This blog is by Susan Davies, CEO of the Scottish Seabird Centre, and is adapted from Marine wildlife and habitats at risk.
The Scottish Seabird Centre is supporting 37 of Scotland’s leading environmental NGOs in calling for the principles of environmental governance to be spelt out in Scots law.
Without a doubt Scotland’s land, seas and iconic wildlife have benefited from the EU ‘Nature Directives’ – the Birds and Habitats Directive and other environmental pillars such as the EU Marine Strategy Framework Directive. The EU Bathing Water Directive has also encouraged countries to innovate and tackle pollution around our coastline. The protection, monitoring and management standards we have benefited from are, however, at risk of being rolled back years when we leave the EU. That’s why the Scottish Seabird Centre is supporting 37 environmental charities, all members of Scottish Environment Link, to call for the underlying principles of environmental protection to be explicitly set out in Scots law.
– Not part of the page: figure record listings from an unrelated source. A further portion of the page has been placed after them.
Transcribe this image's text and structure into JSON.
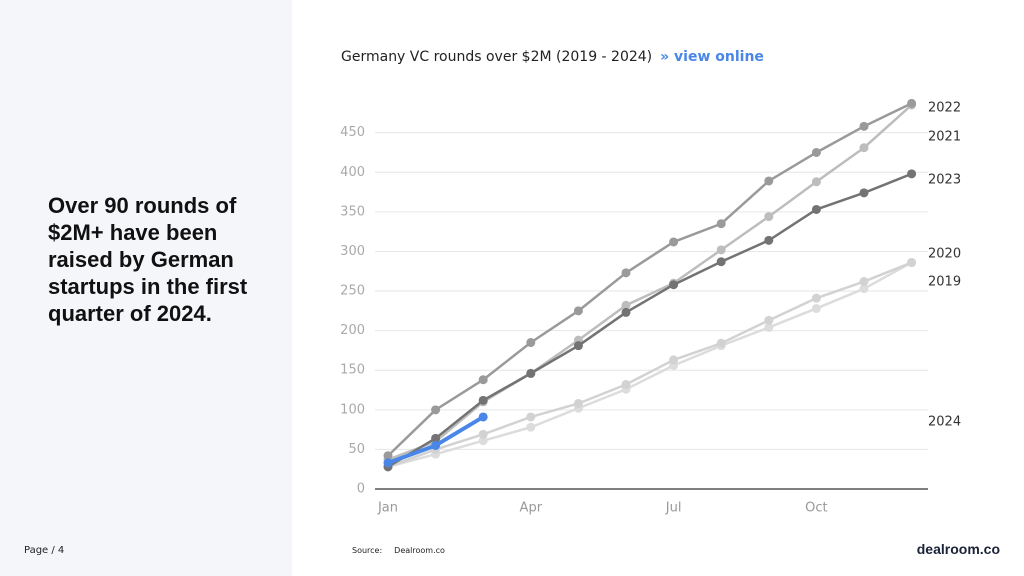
{
  "headline": "Over 90 rounds of $2M+ have been raised by German startups in the first quarter of 2024.",
  "page": "Page / 4",
  "source_label": "Source:",
  "source": "Dealroom.co",
  "logo": "dealroom.co",
  "chart_data": {
    "type": "line",
    "title": "Germany VC rounds over $2M (2019 - 2024)",
    "link": "» view online",
    "categories": [
      "Jan",
      null,
      null,
      "Apr",
      null,
      null,
      "Jul",
      null,
      null,
      "Oct",
      null,
      null
    ],
    "ylim": [
      0,
      490
    ],
    "yticks": [
      0,
      50,
      100,
      150,
      200,
      250,
      300,
      350,
      400,
      450
    ],
    "grid": true,
    "series": [
      {
        "name": "2019",
        "color": "#dcdcdc",
        "values": [
          28,
          44,
          61,
          78,
          102,
          126,
          156,
          181,
          204,
          228,
          253,
          286
        ]
      },
      {
        "name": "2020",
        "color": "#d2d2d2",
        "values": [
          28,
          50,
          69,
          91,
          108,
          132,
          163,
          184,
          213,
          241,
          262,
          286
        ]
      },
      {
        "name": "2021",
        "color": "#bdbdbd",
        "values": [
          37,
          60,
          110,
          146,
          188,
          232,
          260,
          302,
          344,
          388,
          431,
          485
        ]
      },
      {
        "name": "2022",
        "color": "#9a9a9a",
        "values": [
          42,
          100,
          138,
          185,
          225,
          273,
          312,
          335,
          389,
          425,
          458,
          487
        ]
      },
      {
        "name": "2023",
        "color": "#737373",
        "values": [
          28,
          64,
          112,
          146,
          181,
          223,
          258,
          287,
          314,
          353,
          374,
          398
        ]
      },
      {
        "name": "2024",
        "color": "#4a86e8",
        "values": [
          33,
          55,
          91,
          null,
          null,
          null,
          null,
          null,
          null,
          null,
          null,
          null
        ]
      }
    ]
  }
}
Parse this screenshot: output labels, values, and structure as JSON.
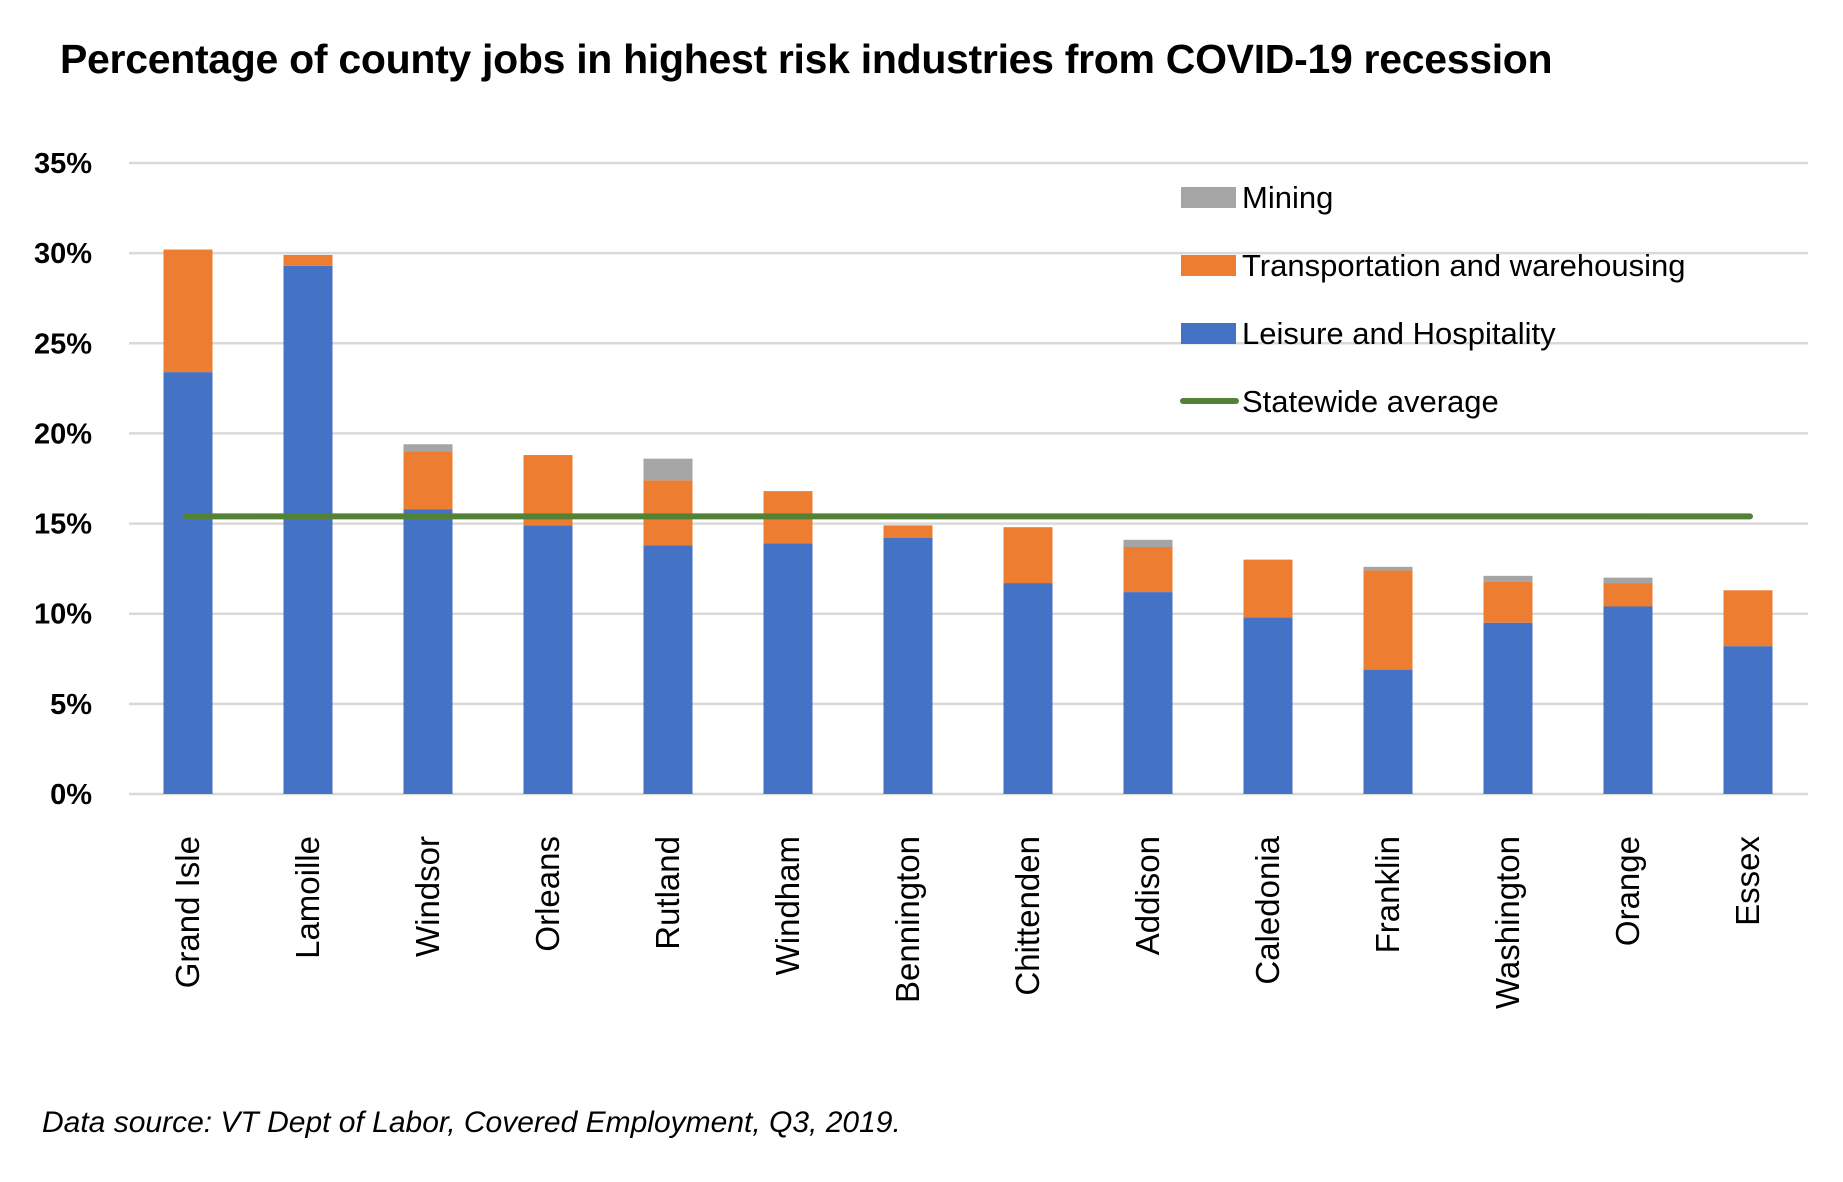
{
  "chart_data": {
    "type": "bar",
    "stacked": true,
    "title": "Percentage of county jobs in highest risk industries from COVID-19 recession",
    "xlabel": "",
    "ylabel": "",
    "ylim": [
      0,
      0.35
    ],
    "yticks": [
      0,
      0.05,
      0.1,
      0.15,
      0.2,
      0.25,
      0.3,
      0.35
    ],
    "ytick_labels": [
      "0%",
      "5%",
      "10%",
      "15%",
      "20%",
      "25%",
      "30%",
      "35%"
    ],
    "grid": true,
    "legend_position": "top-right",
    "categories": [
      "Grand Isle",
      "Lamoille",
      "Windsor",
      "Orleans",
      "Rutland",
      "Windham",
      "Bennington",
      "Chittenden",
      "Addison",
      "Caledonia",
      "Franklin",
      "Washington",
      "Orange",
      "Essex"
    ],
    "series": [
      {
        "name": "Leisure and Hospitality",
        "color": "#4472C4",
        "values": [
          0.234,
          0.293,
          0.158,
          0.149,
          0.138,
          0.139,
          0.142,
          0.117,
          0.112,
          0.098,
          0.069,
          0.095,
          0.104,
          0.082
        ]
      },
      {
        "name": "Transportation and warehousing",
        "color": "#ED7D31",
        "values": [
          0.068,
          0.006,
          0.032,
          0.039,
          0.036,
          0.029,
          0.007,
          0.031,
          0.025,
          0.032,
          0.055,
          0.023,
          0.013,
          0.031
        ]
      },
      {
        "name": "Mining",
        "color": "#A5A5A5",
        "values": [
          0.0,
          0.0,
          0.004,
          0.0,
          0.012,
          0.0,
          0.0,
          0.0,
          0.004,
          0.0,
          0.002,
          0.003,
          0.003,
          0.0
        ]
      }
    ],
    "reference_lines": [
      {
        "name": "Statewide average",
        "color": "#548235",
        "value": 0.154
      }
    ],
    "legend": [
      {
        "label": "Mining",
        "kind": "swatch",
        "color": "#A5A5A5"
      },
      {
        "label": "Transportation and warehousing",
        "kind": "swatch",
        "color": "#ED7D31"
      },
      {
        "label": "Leisure and Hospitality",
        "kind": "swatch",
        "color": "#4472C4"
      },
      {
        "label": "Statewide average",
        "kind": "line",
        "color": "#548235"
      }
    ],
    "annotations": [
      "Data source: VT Dept of Labor, Covered Employment, Q3, 2019."
    ]
  },
  "source_note": "Data source: VT Dept of Labor, Covered Employment, Q3, 2019.",
  "colors": {
    "gridline": "#D9D9D9",
    "text": "#000000"
  }
}
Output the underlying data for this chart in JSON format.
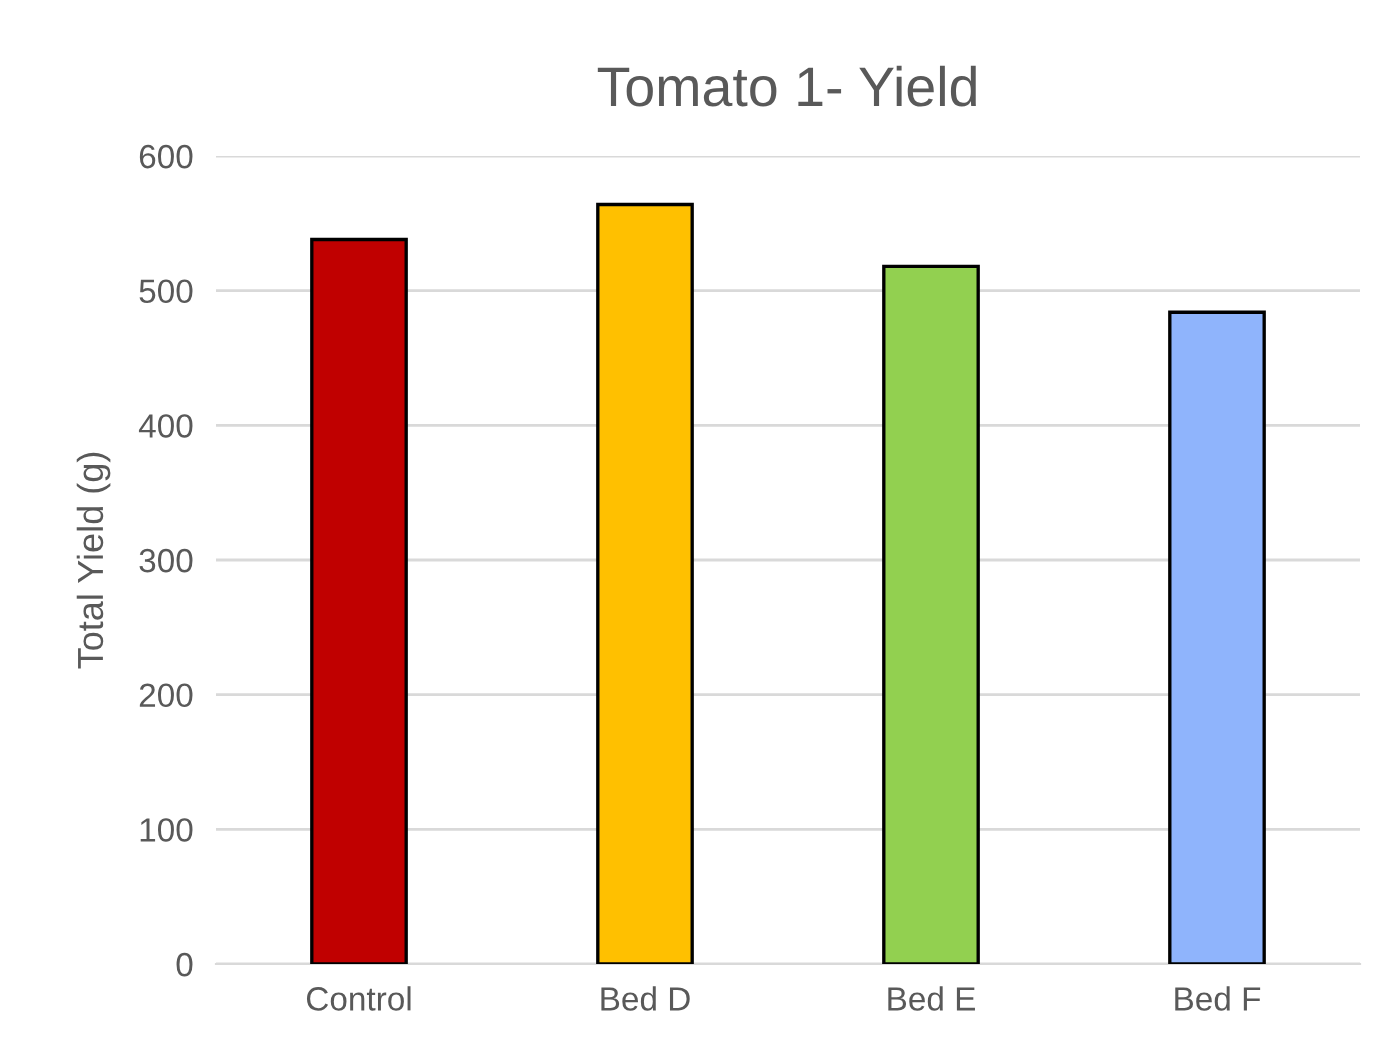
{
  "chart_data": {
    "type": "bar",
    "title": "Tomato 1- Yield",
    "ylabel": "Total Yield (g)",
    "categories": [
      "Control",
      "Bed D",
      "Bed E",
      "Bed F"
    ],
    "values": [
      538,
      564,
      518,
      484
    ],
    "colors": [
      "#c00000",
      "#ffc000",
      "#92d050",
      "#8fb4fc"
    ],
    "ylim": [
      0,
      600
    ],
    "yticks": [
      0,
      100,
      200,
      300,
      400,
      500,
      600
    ],
    "grid": "y"
  }
}
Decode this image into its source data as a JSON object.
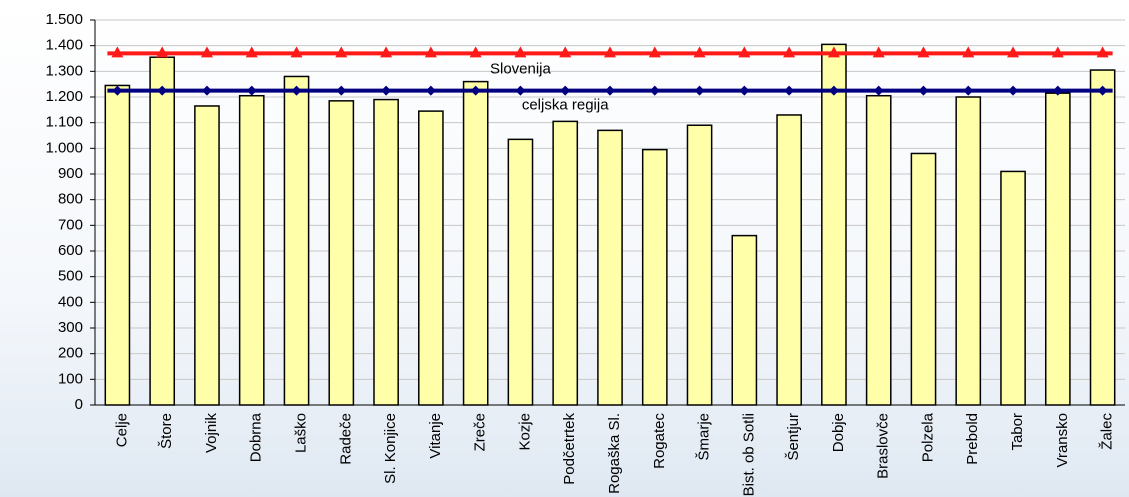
{
  "chart_data": {
    "type": "bar",
    "categories": [
      "Celje",
      "Štore",
      "Vojnik",
      "Dobrna",
      "Laško",
      "Radeče",
      "Sl. Konjice",
      "Vitanje",
      "Zreče",
      "Kozje",
      "Podčetrtek",
      "Rogaška Sl.",
      "Rogatec",
      "Šmarje",
      "Bist. ob Sotli",
      "Šentjur",
      "Dobje",
      "Braslovče",
      "Polzela",
      "Prebold",
      "Tabor",
      "Vransko",
      "Žalec"
    ],
    "values": [
      1245,
      1355,
      1165,
      1205,
      1280,
      1185,
      1190,
      1145,
      1260,
      1035,
      1105,
      1070,
      995,
      1090,
      660,
      1130,
      1405,
      1205,
      980,
      1200,
      910,
      1215,
      1305
    ],
    "color": "#ffffaa",
    "series": [
      {
        "name": "Slovenija",
        "color": "#ff1a1a",
        "marker": "triangle",
        "values": [
          1370,
          1370,
          1370,
          1370,
          1370,
          1370,
          1370,
          1370,
          1370,
          1370,
          1370,
          1370,
          1370,
          1370,
          1370,
          1370,
          1370,
          1370,
          1370,
          1370,
          1370,
          1370,
          1370
        ]
      },
      {
        "name": "celjska regija",
        "color": "#000080",
        "marker": "diamond",
        "values": [
          1225,
          1225,
          1225,
          1225,
          1225,
          1225,
          1225,
          1225,
          1225,
          1225,
          1225,
          1225,
          1225,
          1225,
          1225,
          1225,
          1225,
          1225,
          1225,
          1225,
          1225,
          1225,
          1225
        ]
      }
    ],
    "ylim": [
      0,
      1500
    ],
    "yticks": [
      0,
      100,
      200,
      300,
      400,
      500,
      600,
      700,
      800,
      900,
      {
        "value": 1000,
        "label": "1.000"
      },
      {
        "value": 1100,
        "label": "1.100"
      },
      {
        "value": 1200,
        "label": "1.200"
      },
      {
        "value": 1300,
        "label": "1.300"
      },
      {
        "value": 1400,
        "label": "1.400"
      },
      {
        "value": 1500,
        "label": "1.500"
      }
    ],
    "grid": true
  }
}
Scotland has over 18,000 kilometres of coastline, almost 6 times the area of sea to land (764,678 square kilometres to the 200 nautical mile limit), 61 percent of the UK’s seas and 13 percent of the EU seas. This supports important marine habitats such as cold-water coral, kelp forests and flame shell beds, and iconic species including dolphins, porpoises, seals and basking sharks. Our seas also support a third of Europe’s breeding seabirds and we are proud of the international importance of these breeding colonies.
Much progress to protect our seas and iconic marine wildlife has been made under EU legislation, but the recent IPBES Global Assessment on the state of biodiversity brings into sharp focus the threats that still need to be tackled – climate change, invasive non-native species, changes in the use of the seas, exploitation of our seas and pollution. The global assessment states that 66 percent of our global marine environment has been affected by human action. A stark reminder of this is the visible presence of plastics in our marine environment, which have increased tenfold over the last 20 years, and are impacting on 267 species, including 44 percent of seabirds.
Whilst we welcome the Cabinet Secretary for Environment, Climate Change and Land Reform’s – Roseanna Cunningham MSP – stated ambition to ensure the important underlying principles of environmental protection (precaution, prevention, polluter pays and rectifying pollution at source) will continue after we leave the EU; there are no certainties this will be the case. Certainty will only be achieved by embedding these principles firmly in Scots law. Appropriate and effective mechanisms also need to be in place to monitor the health of our seas, to scrutinise performance against commitments and to hold the government of the day to account.
Collective cross-parliament support and action, rather than just words, are now required to demonstrate that the ambition is real. That’s why the Scottish Seabird Centre supports the Fight for Scotland’s Nature core recommendation that the environmental principles should be embedded in Scots law.